Donald Trump, como se já não lhe bastasse os seus múltiplos problemas domésticos, usou o Twitter para alfinetar o seu homólogo sul-africano postando uma mensagem onde dizia temer a “onda de crimes que vão ser cometidos na África do Sul contra os fazendeiros brancos.” Um porta-voz da Presidência sul-africana respondeu a esta provocação, dizendo que Donald Trump pode estar tranquilo para resolver os seus problemas porque “na África do Sul ninguém vai ser morto por causa das terras.”
Mas, o projecto de reforma agrária não visa só as fazendas, incluindo também outros sectores da economia que têm impacto na agricultura, disse na quinta-feira o vicePresidente da África do Sul. David Mabuza, que falava numa conferência sobre a reforma agrária, disse que um dos sectores identificados pelo Governo do ANC é o das minas. No seu discurso, afirmou que a prioridade do Governo é transformar as terras do Estado, não utilizadas e subutilizadas, assim como as terras de propriedade das empresas que deixaram de ser utilizadas para mineração, produção agrícola, industrial, assentamentos humanos e desenvolvimento económico e industrial.

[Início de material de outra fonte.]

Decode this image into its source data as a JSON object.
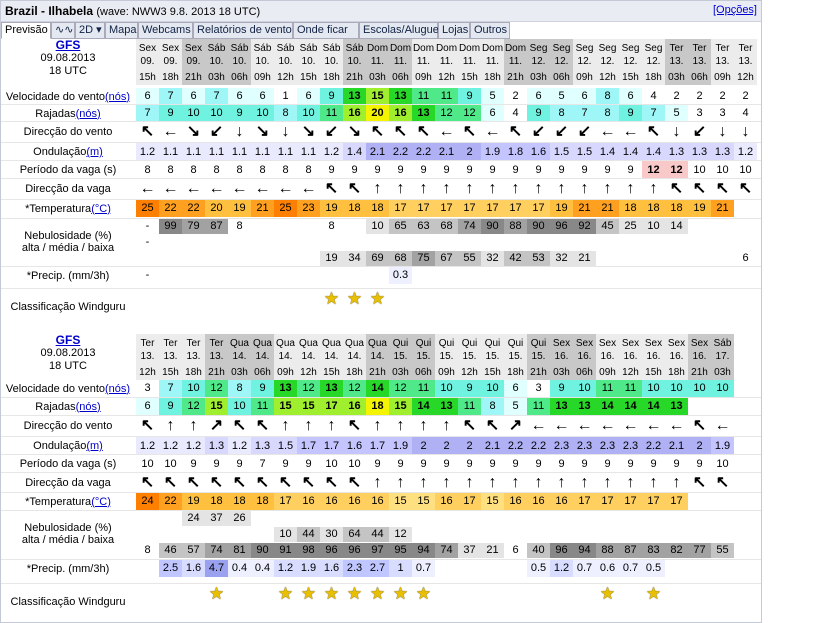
{
  "header": {
    "location": "Brazil - Ilhabela",
    "wave_info": "(wave: NWW3 9.8. 2013 18 UTC)",
    "options_link": "[Opções]"
  },
  "tabs": [
    {
      "label": "Previsão",
      "active": true
    },
    {
      "label": "∿∿"
    },
    {
      "label": "2D ▾"
    },
    {
      "label": "Mapa"
    },
    {
      "label": "Webcams"
    },
    {
      "label": "Relatórios de vento"
    },
    {
      "label": "Onde ficar"
    },
    {
      "label": "Escolas/Aluguer"
    },
    {
      "label": "Lojas"
    },
    {
      "label": "Outros"
    }
  ],
  "row_labels": {
    "wind": "Velocidade do vento",
    "wind_unit": "(nós)",
    "gust": "Rajadas",
    "gust_unit": "(nós)",
    "wind_dir": "Direcção do vento",
    "swell": "Ondulação",
    "swell_unit": "(m)",
    "period": "Período da vaga (s)",
    "wave_dir": "Direcção da vaga",
    "temp": "*Temperatura",
    "temp_unit": "(°C)",
    "cloud1": "Nebulosidade (%)",
    "cloud2": "alta / média / baixa",
    "precip": "*Precip. (mm/3h)",
    "rating": "Classificação Windguru"
  },
  "colors": {
    "wind_scale": [
      "#ffffff",
      "#e0ffff",
      "#9ef6f6",
      "#6ff2df",
      "#4fe98a",
      "#28d828",
      "#9fef2f",
      "#f4f400"
    ],
    "temp_scale": [
      "#ff8000",
      "#ffa020",
      "#ffc040",
      "#ffd060",
      "#ffe080"
    ],
    "cloud_scale": [
      "#ffffff",
      "#e4e4e4",
      "#c4c4c4",
      "#a2a2a2",
      "#888888"
    ],
    "header_dark": "#c8c8c8",
    "header_light": "#ececec",
    "star": "#e8c000"
  },
  "blocks": [
    {
      "model": "GFS",
      "date": "09.08.2013",
      "utc": "18 UTC",
      "days": [
        "Sex",
        "Sex",
        "Sex",
        "Sáb",
        "Sáb",
        "Sáb",
        "Sáb",
        "Sáb",
        "Sáb",
        "Sáb",
        "Dom",
        "Dom",
        "Dom",
        "Dom",
        "Dom",
        "Dom",
        "Dom",
        "Seg",
        "Seg",
        "Seg",
        "Seg",
        "Seg",
        "Seg",
        "Ter",
        "Ter",
        "Ter",
        "Ter"
      ],
      "dates": [
        "09.",
        "09.",
        "09.",
        "10.",
        "10.",
        "10.",
        "10.",
        "10.",
        "10.",
        "10.",
        "11.",
        "11.",
        "11.",
        "11.",
        "11.",
        "11.",
        "11.",
        "12.",
        "12.",
        "12.",
        "12.",
        "12.",
        "12.",
        "13.",
        "13.",
        "13.",
        "13."
      ],
      "hours": [
        "15h",
        "18h",
        "21h",
        "03h",
        "06h",
        "09h",
        "12h",
        "15h",
        "18h",
        "21h",
        "03h",
        "06h",
        "09h",
        "12h",
        "15h",
        "18h",
        "21h",
        "03h",
        "06h",
        "09h",
        "12h",
        "15h",
        "18h",
        "03h",
        "06h",
        "09h",
        "12h"
      ],
      "wind": [
        "6",
        "7",
        "6",
        "7",
        "6",
        "6",
        "1",
        "6",
        "9",
        "13",
        "15",
        "13",
        "11",
        "11",
        "9",
        "5",
        "2",
        "6",
        "5",
        "6",
        "8",
        "6",
        "4",
        "2",
        "2",
        "2",
        "2"
      ],
      "gust": [
        "7",
        "9",
        "10",
        "10",
        "9",
        "10",
        "8",
        "10",
        "11",
        "16",
        "20",
        "16",
        "13",
        "12",
        "12",
        "6",
        "4",
        "9",
        "8",
        "7",
        "8",
        "9",
        "7",
        "5",
        "3",
        "3",
        "4"
      ],
      "wind_dir": [
        "↖",
        "←",
        "↘",
        "↙",
        "↓",
        "↘",
        "↓",
        "↘",
        "↙",
        "↘",
        "↖",
        "↖",
        "↖",
        "←",
        "↖",
        "←",
        "↖",
        "↙",
        "↙",
        "↙",
        "←",
        "←",
        "↖",
        "↓",
        "↙",
        "↓",
        "↓"
      ],
      "swell": [
        "1.2",
        "1.1",
        "1.1",
        "1.1",
        "1.1",
        "1.1",
        "1.1",
        "1.1",
        "1.2",
        "1.4",
        "2.1",
        "2.2",
        "2.2",
        "2.1",
        "2",
        "1.9",
        "1.8",
        "1.6",
        "1.5",
        "1.5",
        "1.4",
        "1.4",
        "1.4",
        "1.3",
        "1.3",
        "1.3",
        "1.2"
      ],
      "period": [
        "8",
        "8",
        "8",
        "8",
        "8",
        "8",
        "8",
        "8",
        "9",
        "9",
        "9",
        "9",
        "9",
        "9",
        "9",
        "9",
        "9",
        "9",
        "9",
        "9",
        "9",
        "9",
        "12",
        "12",
        "10",
        "10",
        "10"
      ],
      "wave_dir": [
        "←",
        "←",
        "←",
        "←",
        "←",
        "←",
        "←",
        "←",
        "↖",
        "↖",
        "↑",
        "↑",
        "↑",
        "↑",
        "↑",
        "↑",
        "↑",
        "↑",
        "↑",
        "↑",
        "↑",
        "↑",
        "↑",
        "↖",
        "↖",
        "↖",
        "↖"
      ],
      "temp": [
        "25",
        "22",
        "22",
        "20",
        "19",
        "21",
        "25",
        "23",
        "19",
        "18",
        "18",
        "17",
        "17",
        "17",
        "17",
        "17",
        "17",
        "17",
        "19",
        "21",
        "21",
        "18",
        "18",
        "18",
        "19",
        "21"
      ],
      "cloud_high": [
        "-",
        "99",
        "79",
        "87",
        "8",
        "",
        "",
        "",
        "8",
        "",
        "10",
        "65",
        "63",
        "68",
        "74",
        "90",
        "88",
        "90",
        "96",
        "92",
        "45",
        "25",
        "10",
        "14",
        "",
        "",
        ""
      ],
      "cloud_mid": [
        "-",
        "",
        "",
        "",
        "",
        "",
        "",
        "",
        "",
        "",
        "",
        "",
        "",
        "",
        "",
        "",
        "",
        "",
        "",
        "",
        "",
        "",
        "",
        "",
        "",
        "",
        ""
      ],
      "cloud_low": [
        "",
        "",
        "",
        "",
        "",
        "",
        "",
        "",
        "19",
        "34",
        "69",
        "68",
        "75",
        "67",
        "55",
        "32",
        "42",
        "53",
        "32",
        "21",
        "",
        "",
        "",
        "",
        "",
        "",
        "6"
      ],
      "precip": [
        "-",
        "",
        "",
        "",
        "",
        "",
        "",
        "",
        "",
        "",
        "",
        "0.3",
        "",
        "",
        "",
        "",
        "",
        "",
        "",
        "",
        "",
        "",
        "",
        "",
        "",
        "",
        ""
      ],
      "rating": [
        "",
        "",
        "",
        "",
        "",
        "",
        "",
        "",
        "1",
        "1",
        "1",
        "",
        "",
        "",
        "",
        "",
        "",
        "",
        "",
        "",
        "",
        "",
        "",
        "",
        "",
        "",
        ""
      ]
    },
    {
      "model": "GFS",
      "date": "09.08.2013",
      "utc": "18 UTC",
      "days": [
        "Ter",
        "Ter",
        "Ter",
        "Ter",
        "Qua",
        "Qua",
        "Qua",
        "Qua",
        "Qua",
        "Qua",
        "Qua",
        "Qui",
        "Qui",
        "Qui",
        "Qui",
        "Qui",
        "Qui",
        "Qui",
        "Sex",
        "Sex",
        "Sex",
        "Sex",
        "Sex",
        "Sex",
        "Sex",
        "Sáb"
      ],
      "dates": [
        "13.",
        "13.",
        "13.",
        "13.",
        "14.",
        "14.",
        "14.",
        "14.",
        "14.",
        "14.",
        "14.",
        "15.",
        "15.",
        "15.",
        "15.",
        "15.",
        "15.",
        "15.",
        "16.",
        "16.",
        "16.",
        "16.",
        "16.",
        "16.",
        "16.",
        "17."
      ],
      "hours": [
        "12h",
        "15h",
        "18h",
        "21h",
        "03h",
        "06h",
        "09h",
        "12h",
        "15h",
        "18h",
        "21h",
        "03h",
        "06h",
        "09h",
        "12h",
        "15h",
        "18h",
        "21h",
        "03h",
        "06h",
        "09h",
        "12h",
        "15h",
        "18h",
        "21h",
        "03h"
      ],
      "wind": [
        "3",
        "7",
        "10",
        "12",
        "8",
        "9",
        "13",
        "12",
        "13",
        "12",
        "14",
        "12",
        "11",
        "10",
        "9",
        "10",
        "6",
        "3",
        "9",
        "10",
        "11",
        "11",
        "10",
        "10",
        "10",
        "10"
      ],
      "gust": [
        "6",
        "9",
        "12",
        "15",
        "10",
        "11",
        "15",
        "15",
        "17",
        "16",
        "18",
        "15",
        "14",
        "13",
        "11",
        "8",
        "5",
        "11",
        "13",
        "13",
        "14",
        "14",
        "14",
        "13"
      ],
      "wind_dir": [
        "↖",
        "↑",
        "↑",
        "↗",
        "↖",
        "↖",
        "↑",
        "↑",
        "↑",
        "↖",
        "↑",
        "↑",
        "↑",
        "↑",
        "↖",
        "↖",
        "↗",
        "←",
        "←",
        "←",
        "←",
        "←",
        "←",
        "←",
        "↖",
        "←"
      ],
      "swell": [
        "1.2",
        "1.2",
        "1.2",
        "1.3",
        "1.2",
        "1.3",
        "1.5",
        "1.7",
        "1.7",
        "1.6",
        "1.7",
        "1.9",
        "2",
        "2",
        "2",
        "2.1",
        "2.2",
        "2.2",
        "2.3",
        "2.3",
        "2.3",
        "2.3",
        "2.2",
        "2.1",
        "2",
        "1.9"
      ],
      "period": [
        "10",
        "10",
        "9",
        "9",
        "9",
        "7",
        "9",
        "9",
        "10",
        "10",
        "9",
        "9",
        "9",
        "9",
        "9",
        "9",
        "9",
        "9",
        "9",
        "9",
        "9",
        "9",
        "9",
        "9",
        "9",
        "10"
      ],
      "wave_dir": [
        "↖",
        "↖",
        "↖",
        "↖",
        "↖",
        "↖",
        "↖",
        "↖",
        "↖",
        "↖",
        "↑",
        "↑",
        "↑",
        "↑",
        "↑",
        "↑",
        "↑",
        "↑",
        "↑",
        "↑",
        "↑",
        "↑",
        "↑",
        "↑",
        "↖",
        "↖"
      ],
      "temp": [
        "24",
        "22",
        "19",
        "18",
        "18",
        "18",
        "17",
        "16",
        "16",
        "16",
        "16",
        "15",
        "15",
        "16",
        "17",
        "15",
        "16",
        "16",
        "16",
        "17",
        "17",
        "17",
        "17",
        "17"
      ],
      "cloud_high": [
        "",
        "",
        "24",
        "37",
        "26",
        "",
        "",
        "",
        "",
        "",
        "",
        "",
        "",
        "",
        "",
        "",
        "",
        "",
        "",
        "",
        "",
        "",
        "",
        "",
        "",
        ""
      ],
      "cloud_mid": [
        "",
        "",
        "",
        "",
        "",
        "",
        "10",
        "44",
        "30",
        "64",
        "44",
        "12",
        "",
        "",
        "",
        "",
        "",
        "",
        "",
        "",
        "",
        "",
        "",
        "",
        "",
        ""
      ],
      "cloud_low": [
        "8",
        "46",
        "57",
        "74",
        "81",
        "90",
        "91",
        "98",
        "96",
        "96",
        "97",
        "95",
        "94",
        "74",
        "37",
        "21",
        "6",
        "40",
        "96",
        "94",
        "88",
        "87",
        "83",
        "82",
        "77",
        "55"
      ],
      "precip": [
        "",
        "2.5",
        "1.6",
        "4.7",
        "0.4",
        "0.4",
        "1.2",
        "1.9",
        "1.6",
        "2.3",
        "2.7",
        "1",
        "0.7",
        "",
        "",
        "",
        "",
        "0.5",
        "1.2",
        "0.7",
        "0.6",
        "0.7",
        "0.5",
        "",
        "",
        ""
      ],
      "rating": [
        "",
        "",
        "",
        "1",
        "",
        "",
        "1",
        "1",
        "1",
        "1",
        "1",
        "1",
        "1",
        "",
        "",
        "",
        "",
        "",
        "",
        "",
        "1",
        "",
        "1",
        "",
        "",
        ""
      ]
    }
  ]
}
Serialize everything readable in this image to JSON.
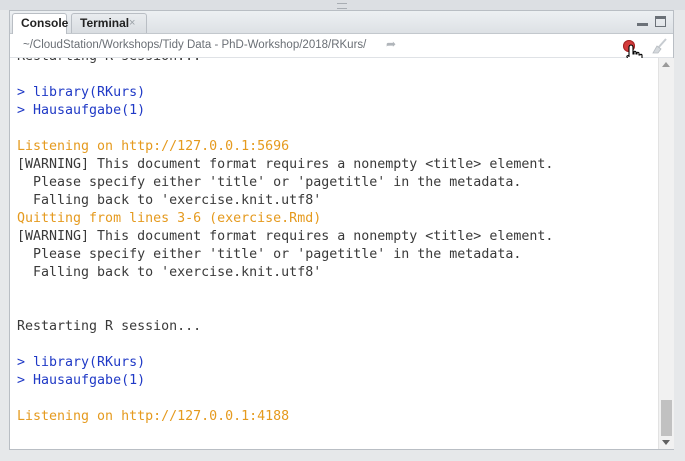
{
  "tabs": [
    {
      "label": "Console"
    },
    {
      "label": "Terminal",
      "close": "×"
    }
  ],
  "path": "~/CloudStation/Workshops/Tidy Data - PhD-Workshop/2018/RKurs/",
  "icons": {
    "path_go": "go-to-directory-icon",
    "stop": "stop-icon",
    "clear": "broom-icon",
    "minimize": "minimize-icon",
    "maximize": "maximize-icon"
  },
  "colors": {
    "command": "#1f39c6",
    "message": "#e59a1e",
    "output": "#3a3a3a",
    "stop": "#d33b3b"
  },
  "console_lines": [
    {
      "text": "Restarting R session...",
      "kind": "out"
    },
    {
      "text": "",
      "kind": "out"
    },
    {
      "text": "> library(RKurs)",
      "kind": "cmd"
    },
    {
      "text": "> Hausaufgabe(1)",
      "kind": "cmd"
    },
    {
      "text": "",
      "kind": "out"
    },
    {
      "text": "Listening on http://127.0.0.1:5696",
      "kind": "msg"
    },
    {
      "text": "[WARNING] This document format requires a nonempty <title> element.",
      "kind": "out"
    },
    {
      "text": "  Please specify either 'title' or 'pagetitle' in the metadata.",
      "kind": "out"
    },
    {
      "text": "  Falling back to 'exercise.knit.utf8'",
      "kind": "out"
    },
    {
      "text": "Quitting from lines 3-6 (exercise.Rmd)",
      "kind": "msg"
    },
    {
      "text": "[WARNING] This document format requires a nonempty <title> element.",
      "kind": "out"
    },
    {
      "text": "  Please specify either 'title' or 'pagetitle' in the metadata.",
      "kind": "out"
    },
    {
      "text": "  Falling back to 'exercise.knit.utf8'",
      "kind": "out"
    },
    {
      "text": "",
      "kind": "out"
    },
    {
      "text": "",
      "kind": "out"
    },
    {
      "text": "Restarting R session...",
      "kind": "out"
    },
    {
      "text": "",
      "kind": "out"
    },
    {
      "text": "> library(RKurs)",
      "kind": "cmd"
    },
    {
      "text": "> Hausaufgabe(1)",
      "kind": "cmd"
    },
    {
      "text": "",
      "kind": "out"
    },
    {
      "text": "Listening on http://127.0.0.1:4188",
      "kind": "msg"
    }
  ]
}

Apoio inesperado e indesejado
Cyril Ramaphosa tem sido extremamente cuidadoso a lidar com este problema, tendo estado na televisão antes de ir ao Parlamento para, mais uma vez, justificar a necessidade da aprovação de uma emenda constitucional que responda àquilo que ele diz serem os “anseios da maioria da população.”
A oposição, na generalidade, tem sido cautelosa em relação a este assunto, excepção feita a Julius Malema, conflituoso líder dos Combatentes pela Liberdade Económica (EFF) que já disse ser um “apoiante incondicional” da emenda constitucional que permitirá expropriar terras sem o pagamento de qualquer compensação.
Malema, que habitualmente usa um discurso racista e de apelo à violência, representa tudo aquilo de que o Presidente Ramaphosa quer distância, sendo por isso um apoiante que tem tanto de inesperado como de indesejado.
Recentemente, Julius Malema disse que está a pressionar o ANC “desde 2013” para conseguir a alteração constitucional e lamentou que o então Presidente Jacob Zuma nunca tenha querido sequer ouvir falar do assunto.
Na verdade, a questão da expropriação das terras sem direito à indemnização foi um assunto trazido para a ribalta política pelo pragmatismo de Cyril Ramaphosa, que em Dezembro passado conseguiu obter algum apoio junto do seu partido para travar esta “batalha.”
Uma “batalha” que o ANC tinha vindo a adiar, pois durante os seus primeiros cinco anos de poder apenas transferiu cerca de 10 dos previstos 30 por cento das terras para a propriedade de fazendeiros negros.
A um ano da realização de eleições, esta questão é de transcendente importância pois pode marcar a diferença em relação à oposição que, excepção feita a Julius Malema, nunca disse muito bem qual é a sua posição política em relação ao tema.